Creating a neighborhood to be proud of
For Jonathan Oppenheimer, the founder and organizer of Midway Murals project, using art to strengthen his local community is a personal endeavor. “Midway is home to me and I view it differently than other places I’ve lived because my wife and I are settled here for the long term and are raising a family in the neighborhood,” Oppenheimer says of the neighborhood, located between Minneapolis and St. Paul. His project has so far been the catalyst for seven murals aimed to “bridge cultural divides, promote small businesses and local schools, and engage people in the community in meaningful ways,” he says.
Oppenheimer also works as a clinical social worker and is open about the challenges that remain in the public art space. To fund the murals, he applied for and received a grant through the Knights Arts Challenge, then fundraised about double the amount of the grant for a grand total of $85,000. He has never personally earned anything for his work with Midway Murals. “Most people don’t get that kind of opportunity or have the luxury to volunteer as much time to such a project,” Oppenheimer says. “I also felt comfortable writing grants and had a good grasp of how to do it effectively, and the grant-making process naturally excludes people who don’t know how to play that game.”
One of the murals created by the Midway Murals organization at 689 Snelling Avenue // Photo by Daniel Murphy
Alternatively, business owners are privately funding and contributing more and more to public art projects. The 15 Building hired the Hennepin Theatre Trust to manage the kaleidoscopic, 60-foot-tall, 150-foot-wide Bob Dylan portrait on its building in downtown Minneapolis. Joan Vorderbruggen, who oversaw the project, welcomes private funders to “activate” spaces. “That’s the way you want things to function,” she says. “That owner now sees the value of creativity in his storefront and is carrying that torch himself. That’s transformational.”

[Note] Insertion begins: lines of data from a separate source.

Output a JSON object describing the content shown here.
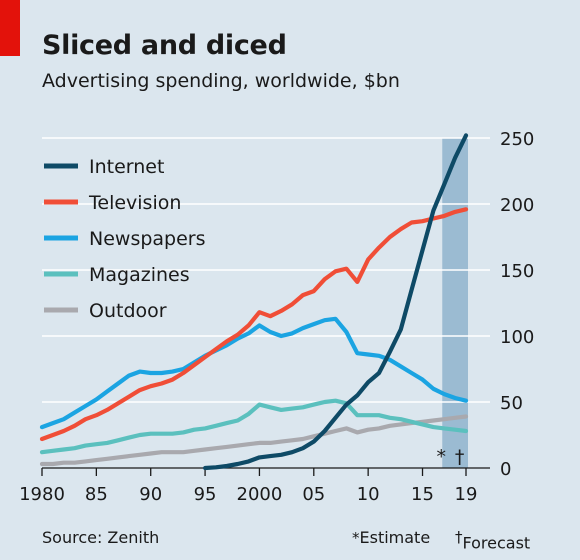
{
  "header": {
    "title": "Sliced and diced",
    "subtitle": "Advertising spending, worldwide, $bn"
  },
  "footer": {
    "source": "Source: Zenith",
    "estimate_symbol": "*",
    "estimate_label": "Estimate",
    "forecast_symbol": "†",
    "forecast_label": "Forecast"
  },
  "chart_data": {
    "type": "line",
    "ylim": [
      0,
      250
    ],
    "xlim": [
      1980,
      2019
    ],
    "y_ticks": [
      0,
      50,
      100,
      150,
      200,
      250
    ],
    "x_ticks": [
      {
        "year": 1980,
        "label": "1980"
      },
      {
        "year": 1985,
        "label": "85"
      },
      {
        "year": 1990,
        "label": "90"
      },
      {
        "year": 1995,
        "label": "95"
      },
      {
        "year": 2000,
        "label": "2000"
      },
      {
        "year": 2005,
        "label": "05"
      },
      {
        "year": 2010,
        "label": "10"
      },
      {
        "year": 2015,
        "label": "15"
      },
      {
        "year": 2019,
        "label": "19"
      }
    ],
    "shaded_region": {
      "from": 2017,
      "to": 2019,
      "color": "#8fb3cc"
    },
    "region_markers": [
      {
        "year": 2017,
        "label": "*"
      },
      {
        "year": 2018.5,
        "label": "†"
      }
    ],
    "grid": true,
    "legend_position": "top-left",
    "series": [
      {
        "name": "Internet",
        "color": "#0e4a66",
        "x": [
          1995,
          1996,
          1997,
          1998,
          1999,
          2000,
          2001,
          2002,
          2003,
          2004,
          2005,
          2006,
          2007,
          2008,
          2009,
          2010,
          2011,
          2012,
          2013,
          2014,
          2015,
          2016,
          2017,
          2018,
          2019
        ],
        "y": [
          0,
          0.5,
          1.5,
          3,
          5,
          8,
          9,
          10,
          12,
          15,
          20,
          28,
          38,
          48,
          55,
          65,
          72,
          88,
          105,
          135,
          165,
          195,
          215,
          235,
          252
        ]
      },
      {
        "name": "Television",
        "color": "#f04e37",
        "x": [
          1980,
          1981,
          1982,
          1983,
          1984,
          1985,
          1986,
          1987,
          1988,
          1989,
          1990,
          1991,
          1992,
          1993,
          1994,
          1995,
          1996,
          1997,
          1998,
          1999,
          2000,
          2001,
          2002,
          2003,
          2004,
          2005,
          2006,
          2007,
          2008,
          2009,
          2010,
          2011,
          2012,
          2013,
          2014,
          2015,
          2016,
          2017,
          2018,
          2019
        ],
        "y": [
          22,
          25,
          28,
          32,
          37,
          40,
          44,
          49,
          54,
          59,
          62,
          64,
          67,
          72,
          78,
          84,
          90,
          96,
          101,
          108,
          118,
          115,
          119,
          124,
          131,
          134,
          143,
          149,
          151,
          141,
          158,
          167,
          175,
          181,
          186,
          187,
          189,
          191,
          194,
          196
        ]
      },
      {
        "name": "Newspapers",
        "color": "#1ba4e2",
        "x": [
          1980,
          1981,
          1982,
          1983,
          1984,
          1985,
          1986,
          1987,
          1988,
          1989,
          1990,
          1991,
          1992,
          1993,
          1994,
          1995,
          1996,
          1997,
          1998,
          1999,
          2000,
          2001,
          2002,
          2003,
          2004,
          2005,
          2006,
          2007,
          2008,
          2009,
          2010,
          2011,
          2012,
          2013,
          2014,
          2015,
          2016,
          2017,
          2018,
          2019
        ],
        "y": [
          31,
          34,
          37,
          42,
          47,
          52,
          58,
          64,
          70,
          73,
          72,
          72,
          73,
          75,
          80,
          85,
          89,
          93,
          98,
          102,
          108,
          103,
          100,
          102,
          106,
          109,
          112,
          113,
          103,
          87,
          86,
          85,
          82,
          77,
          72,
          67,
          60,
          56,
          53,
          51
        ]
      },
      {
        "name": "Magazines",
        "color": "#5bc0be",
        "x": [
          1980,
          1981,
          1982,
          1983,
          1984,
          1985,
          1986,
          1987,
          1988,
          1989,
          1990,
          1991,
          1992,
          1993,
          1994,
          1995,
          1996,
          1997,
          1998,
          1999,
          2000,
          2001,
          2002,
          2003,
          2004,
          2005,
          2006,
          2007,
          2008,
          2009,
          2010,
          2011,
          2012,
          2013,
          2014,
          2015,
          2016,
          2017,
          2018,
          2019
        ],
        "y": [
          12,
          13,
          14,
          15,
          17,
          18,
          19,
          21,
          23,
          25,
          26,
          26,
          26,
          27,
          29,
          30,
          32,
          34,
          36,
          41,
          48,
          46,
          44,
          45,
          46,
          48,
          50,
          51,
          49,
          40,
          40,
          40,
          38,
          37,
          35,
          33,
          31,
          30,
          29,
          28
        ]
      },
      {
        "name": "Outdoor",
        "color": "#a9a9ae",
        "x": [
          1980,
          1981,
          1982,
          1983,
          1984,
          1985,
          1986,
          1987,
          1988,
          1989,
          1990,
          1991,
          1992,
          1993,
          1994,
          1995,
          1996,
          1997,
          1998,
          1999,
          2000,
          2001,
          2002,
          2003,
          2004,
          2005,
          2006,
          2007,
          2008,
          2009,
          2010,
          2011,
          2012,
          2013,
          2014,
          2015,
          2016,
          2017,
          2018,
          2019
        ],
        "y": [
          3,
          3,
          4,
          4,
          5,
          6,
          7,
          8,
          9,
          10,
          11,
          12,
          12,
          12,
          13,
          14,
          15,
          16,
          17,
          18,
          19,
          19,
          20,
          21,
          22,
          24,
          26,
          28,
          30,
          27,
          29,
          30,
          32,
          33,
          34,
          35,
          36,
          37,
          38,
          39
        ]
      }
    ]
  }
}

A focus on spatial equity is evident in Vorderbruggen’s ongoing work. A vibrant public mural of waves, flowers, diverse faces, and inspirational words on The Salvation Army Harbor Light Center in downtown Minneapolis was ranked as one of the best works of social practice public art in the country by Americans for the Arts. Local artists Bianca Pettis and Erin Sayer worked together on the mural, which was completed in August 2017 and overseen by Hennepin Theatre Trust.
Also participating in the creation of the mural were residents of Harbor Light, who offered their feedback and opinions during several visioning sessions. People living in an encampment adjacent to the building pitched in, too, helping clean and beautify the area; one man even asked for a weed whacker to do landscaping. Vorderbruggen recalls a touching story at the event that was held to celebrate the completion of the mural: “There was a youth group that was dancing to a song and the gentleman who was in the encampment asking for the weed whacker next to me was crying. And I said, ‘Hey, you’re crying! Are you okay?’ And he said, ‘I never ever thought I would see something so beautiful in a place that had been so sad.’”
For Midway Murals’ Oppenheimer, it’s moments like this that drive him forward. “We keep thinking of how we can be more thoughtful in the work and artists we fund,” he says. “We just keep going with a little money, a lot of love, and some really dedicated, good people.”